– Меня приглашает Лопухин.

Приглашал тот самый Лопухин, что столь основательно управился с аграрными беспорядками в Полтавской и Харьковской губерниях. Тот, что завтракал в салон-вагоне министра внутренних дел. И это тогда, за чаем со сливками, г-н Плеве предложил г-ну Лопухину наиважнейший пост в своем министерстве – директора департамента полиции. И вот второй уж год Алексей Александрович директорствовал в доме у Цепного моста.

Ни Карабчевский не испугался за себя, ни Барт не испугался за Карабчевского. Ничего такого за Николаем Платоновичом не числилось. Вот ведь Соколов настойчиво винил «правительственное подполье» – обошлось. Пригрозили ссылкой, ан Плеве-то и подобрал когти. Правда, случай особый: отец Соколова – духовник государя императора. Случай особый, но и Карабчевский фигура внушительная. Нет, он не испугался приглашения на Фонтанку, и все же зябко повел плечами. Положение было нестрашное, однако, что называется, извольте радоваться.

Внешне оставаясь невозмутимым, Николай Платонович был благодарен Барту, когда тот на другой день поехал вместе с ним к Цепному мосту. Извозчика они отпустили на углу Пантелеймоновской и набережной Фонтанки. Николай Платонович, послав Барту воздушный поцелуй, означавший, надо полагать, ироническое отношение к рандеву с Лопухиным, отправился к департаментскому подъезду.

Барт, проводив взглядом осанистого, рослого, вальяжного патрона, пошел через Цепной мост. В Летнем саду, у Карпиевого пруда, сел на скамью и стал ждать.

День был будничный, осенний, свежий, с тучами, но без дождя. Темный пруд морщил ветер, слышался медный шорох опавших листьев. Барт ждал, стараясь вообразить и угадать, что же такое происходит сейчас в департаменте, у Лопухина…

Лопухин принял Карабчевского без задержки. И, указав на кресло, начал без предисловий:

– Мне поручено просить вас отказаться от публичного доклада.
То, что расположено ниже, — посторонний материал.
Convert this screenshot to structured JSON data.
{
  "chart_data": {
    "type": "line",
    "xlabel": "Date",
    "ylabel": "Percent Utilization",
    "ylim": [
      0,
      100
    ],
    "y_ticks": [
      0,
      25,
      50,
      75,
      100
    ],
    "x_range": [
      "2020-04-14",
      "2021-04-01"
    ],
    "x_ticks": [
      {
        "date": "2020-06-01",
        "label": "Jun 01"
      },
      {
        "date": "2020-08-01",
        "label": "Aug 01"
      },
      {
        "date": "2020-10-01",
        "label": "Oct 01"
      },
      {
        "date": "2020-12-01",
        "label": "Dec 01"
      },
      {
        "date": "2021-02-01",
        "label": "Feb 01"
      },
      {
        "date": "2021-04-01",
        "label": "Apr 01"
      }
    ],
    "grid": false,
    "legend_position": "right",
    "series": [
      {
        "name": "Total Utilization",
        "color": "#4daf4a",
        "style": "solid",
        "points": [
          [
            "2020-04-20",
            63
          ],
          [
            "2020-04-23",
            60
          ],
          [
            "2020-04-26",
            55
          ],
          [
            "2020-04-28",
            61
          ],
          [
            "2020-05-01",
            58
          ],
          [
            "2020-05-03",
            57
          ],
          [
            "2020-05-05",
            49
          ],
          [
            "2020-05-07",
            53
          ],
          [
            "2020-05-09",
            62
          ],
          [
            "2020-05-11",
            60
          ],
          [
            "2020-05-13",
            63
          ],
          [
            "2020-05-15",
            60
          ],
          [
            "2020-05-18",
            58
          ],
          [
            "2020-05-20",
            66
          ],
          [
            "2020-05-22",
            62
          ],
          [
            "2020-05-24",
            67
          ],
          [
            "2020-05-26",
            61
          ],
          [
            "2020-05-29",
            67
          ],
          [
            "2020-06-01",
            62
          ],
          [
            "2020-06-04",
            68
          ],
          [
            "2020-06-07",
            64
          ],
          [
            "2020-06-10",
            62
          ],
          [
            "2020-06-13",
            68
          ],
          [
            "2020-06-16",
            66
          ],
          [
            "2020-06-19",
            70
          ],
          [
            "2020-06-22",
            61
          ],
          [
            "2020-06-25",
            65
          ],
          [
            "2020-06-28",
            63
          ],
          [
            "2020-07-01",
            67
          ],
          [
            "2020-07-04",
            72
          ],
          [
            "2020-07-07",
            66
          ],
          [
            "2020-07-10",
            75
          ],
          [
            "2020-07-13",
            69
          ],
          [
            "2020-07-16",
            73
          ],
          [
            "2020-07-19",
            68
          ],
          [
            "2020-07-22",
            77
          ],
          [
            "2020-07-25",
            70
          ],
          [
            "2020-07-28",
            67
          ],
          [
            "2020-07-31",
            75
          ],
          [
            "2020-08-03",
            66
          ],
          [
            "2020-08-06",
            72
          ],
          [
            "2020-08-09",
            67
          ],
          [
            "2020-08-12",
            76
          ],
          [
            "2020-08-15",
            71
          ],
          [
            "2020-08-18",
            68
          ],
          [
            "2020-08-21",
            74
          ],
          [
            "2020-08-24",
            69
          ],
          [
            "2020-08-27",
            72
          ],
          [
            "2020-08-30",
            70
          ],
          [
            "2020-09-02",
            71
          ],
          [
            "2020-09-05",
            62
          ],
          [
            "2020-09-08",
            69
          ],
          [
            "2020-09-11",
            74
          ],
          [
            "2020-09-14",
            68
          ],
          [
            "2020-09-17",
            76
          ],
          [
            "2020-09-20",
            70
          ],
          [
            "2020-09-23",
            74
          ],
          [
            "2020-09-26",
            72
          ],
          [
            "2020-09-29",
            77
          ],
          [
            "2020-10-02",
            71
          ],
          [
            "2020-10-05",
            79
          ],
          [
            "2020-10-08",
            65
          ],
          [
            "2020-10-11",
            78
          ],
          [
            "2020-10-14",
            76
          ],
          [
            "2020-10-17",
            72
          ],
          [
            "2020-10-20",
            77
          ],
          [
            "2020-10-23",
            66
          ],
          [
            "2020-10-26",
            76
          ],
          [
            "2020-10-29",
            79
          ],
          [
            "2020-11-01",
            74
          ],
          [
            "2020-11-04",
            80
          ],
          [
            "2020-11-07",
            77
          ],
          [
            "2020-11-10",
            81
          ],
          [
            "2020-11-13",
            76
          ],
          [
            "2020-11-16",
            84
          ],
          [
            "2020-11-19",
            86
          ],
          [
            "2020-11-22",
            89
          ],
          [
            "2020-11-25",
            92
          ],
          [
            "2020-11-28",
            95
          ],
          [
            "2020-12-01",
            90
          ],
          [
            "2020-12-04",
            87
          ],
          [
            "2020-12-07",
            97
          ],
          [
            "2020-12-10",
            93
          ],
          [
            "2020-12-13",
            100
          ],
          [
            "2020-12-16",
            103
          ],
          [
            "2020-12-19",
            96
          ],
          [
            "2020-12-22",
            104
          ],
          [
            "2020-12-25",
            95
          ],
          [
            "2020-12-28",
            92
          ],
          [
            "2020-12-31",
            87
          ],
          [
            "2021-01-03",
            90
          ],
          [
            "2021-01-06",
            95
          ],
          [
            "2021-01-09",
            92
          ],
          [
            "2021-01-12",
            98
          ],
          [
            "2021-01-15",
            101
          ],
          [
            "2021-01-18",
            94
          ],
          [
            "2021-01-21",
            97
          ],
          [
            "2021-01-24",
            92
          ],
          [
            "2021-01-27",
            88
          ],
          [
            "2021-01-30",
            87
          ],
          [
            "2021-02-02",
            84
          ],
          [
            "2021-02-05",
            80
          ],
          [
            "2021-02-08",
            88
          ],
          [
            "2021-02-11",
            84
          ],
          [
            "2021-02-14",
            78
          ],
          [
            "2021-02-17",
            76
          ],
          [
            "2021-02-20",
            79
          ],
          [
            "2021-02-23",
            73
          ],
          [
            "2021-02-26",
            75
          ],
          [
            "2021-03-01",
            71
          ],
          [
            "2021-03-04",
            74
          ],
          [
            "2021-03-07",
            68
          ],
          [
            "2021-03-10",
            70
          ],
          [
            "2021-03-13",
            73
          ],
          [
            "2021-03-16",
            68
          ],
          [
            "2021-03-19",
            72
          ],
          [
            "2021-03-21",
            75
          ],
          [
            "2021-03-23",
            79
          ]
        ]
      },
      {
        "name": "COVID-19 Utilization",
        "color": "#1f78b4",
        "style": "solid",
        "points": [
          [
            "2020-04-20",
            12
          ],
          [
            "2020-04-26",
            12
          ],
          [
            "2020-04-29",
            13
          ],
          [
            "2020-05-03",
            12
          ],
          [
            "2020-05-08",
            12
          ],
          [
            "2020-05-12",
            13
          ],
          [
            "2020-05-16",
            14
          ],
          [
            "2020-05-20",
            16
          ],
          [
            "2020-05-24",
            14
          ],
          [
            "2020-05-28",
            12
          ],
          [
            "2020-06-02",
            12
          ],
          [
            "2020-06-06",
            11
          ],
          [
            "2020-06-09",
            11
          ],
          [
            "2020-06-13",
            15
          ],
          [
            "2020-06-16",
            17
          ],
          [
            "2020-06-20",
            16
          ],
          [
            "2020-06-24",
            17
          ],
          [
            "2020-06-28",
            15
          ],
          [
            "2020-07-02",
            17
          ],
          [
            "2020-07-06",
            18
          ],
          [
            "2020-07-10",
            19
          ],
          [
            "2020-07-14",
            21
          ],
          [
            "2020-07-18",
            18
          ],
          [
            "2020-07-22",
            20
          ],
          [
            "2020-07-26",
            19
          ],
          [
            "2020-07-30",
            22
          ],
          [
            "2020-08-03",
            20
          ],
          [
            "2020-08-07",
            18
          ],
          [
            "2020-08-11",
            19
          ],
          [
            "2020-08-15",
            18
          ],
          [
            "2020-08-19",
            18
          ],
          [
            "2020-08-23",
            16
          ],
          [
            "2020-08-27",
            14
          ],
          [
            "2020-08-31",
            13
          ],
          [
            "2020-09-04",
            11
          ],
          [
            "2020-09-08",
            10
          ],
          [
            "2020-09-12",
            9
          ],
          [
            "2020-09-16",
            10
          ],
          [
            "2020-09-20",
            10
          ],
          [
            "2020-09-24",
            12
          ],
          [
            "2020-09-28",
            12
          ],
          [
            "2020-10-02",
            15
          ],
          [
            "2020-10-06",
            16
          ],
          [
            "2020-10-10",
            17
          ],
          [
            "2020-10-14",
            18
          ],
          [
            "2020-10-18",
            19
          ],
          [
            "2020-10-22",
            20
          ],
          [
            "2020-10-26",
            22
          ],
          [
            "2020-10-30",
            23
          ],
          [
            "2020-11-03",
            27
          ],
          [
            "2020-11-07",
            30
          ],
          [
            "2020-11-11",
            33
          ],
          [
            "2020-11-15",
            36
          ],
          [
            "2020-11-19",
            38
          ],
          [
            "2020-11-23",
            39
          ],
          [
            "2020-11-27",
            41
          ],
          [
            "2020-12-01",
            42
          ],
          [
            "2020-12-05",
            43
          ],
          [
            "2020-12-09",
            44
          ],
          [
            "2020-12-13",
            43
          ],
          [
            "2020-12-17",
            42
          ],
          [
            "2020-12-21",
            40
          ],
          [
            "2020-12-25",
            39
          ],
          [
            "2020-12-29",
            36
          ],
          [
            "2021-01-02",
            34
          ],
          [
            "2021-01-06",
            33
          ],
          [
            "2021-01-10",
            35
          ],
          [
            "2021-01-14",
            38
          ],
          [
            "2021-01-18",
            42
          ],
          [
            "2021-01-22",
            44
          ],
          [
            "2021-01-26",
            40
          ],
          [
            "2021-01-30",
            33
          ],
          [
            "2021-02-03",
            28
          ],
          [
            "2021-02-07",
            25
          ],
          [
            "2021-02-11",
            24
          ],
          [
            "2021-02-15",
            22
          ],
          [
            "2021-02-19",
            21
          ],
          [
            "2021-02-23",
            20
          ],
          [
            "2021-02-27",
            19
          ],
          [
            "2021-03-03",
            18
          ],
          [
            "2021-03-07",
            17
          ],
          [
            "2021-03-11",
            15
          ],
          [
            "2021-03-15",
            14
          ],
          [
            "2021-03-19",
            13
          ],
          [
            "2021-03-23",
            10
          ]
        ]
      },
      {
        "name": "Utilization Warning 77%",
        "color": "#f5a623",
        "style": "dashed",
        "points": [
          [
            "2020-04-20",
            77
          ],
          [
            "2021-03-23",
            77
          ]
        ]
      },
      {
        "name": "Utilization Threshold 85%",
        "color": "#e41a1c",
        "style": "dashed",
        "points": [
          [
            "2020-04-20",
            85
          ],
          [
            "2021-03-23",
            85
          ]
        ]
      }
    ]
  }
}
– То есть как это «отказаться»? – удивился Карабчевский. – Помилуйте, я, право, не вижу к тому оснований.

– Они есть, – веско отвечал директор департамента. – Очень существенные основания, господин Карабчевский. – Голос был ровен, но нажимом выделено обращение: не именем-отчеством, а «господин Карабчевский».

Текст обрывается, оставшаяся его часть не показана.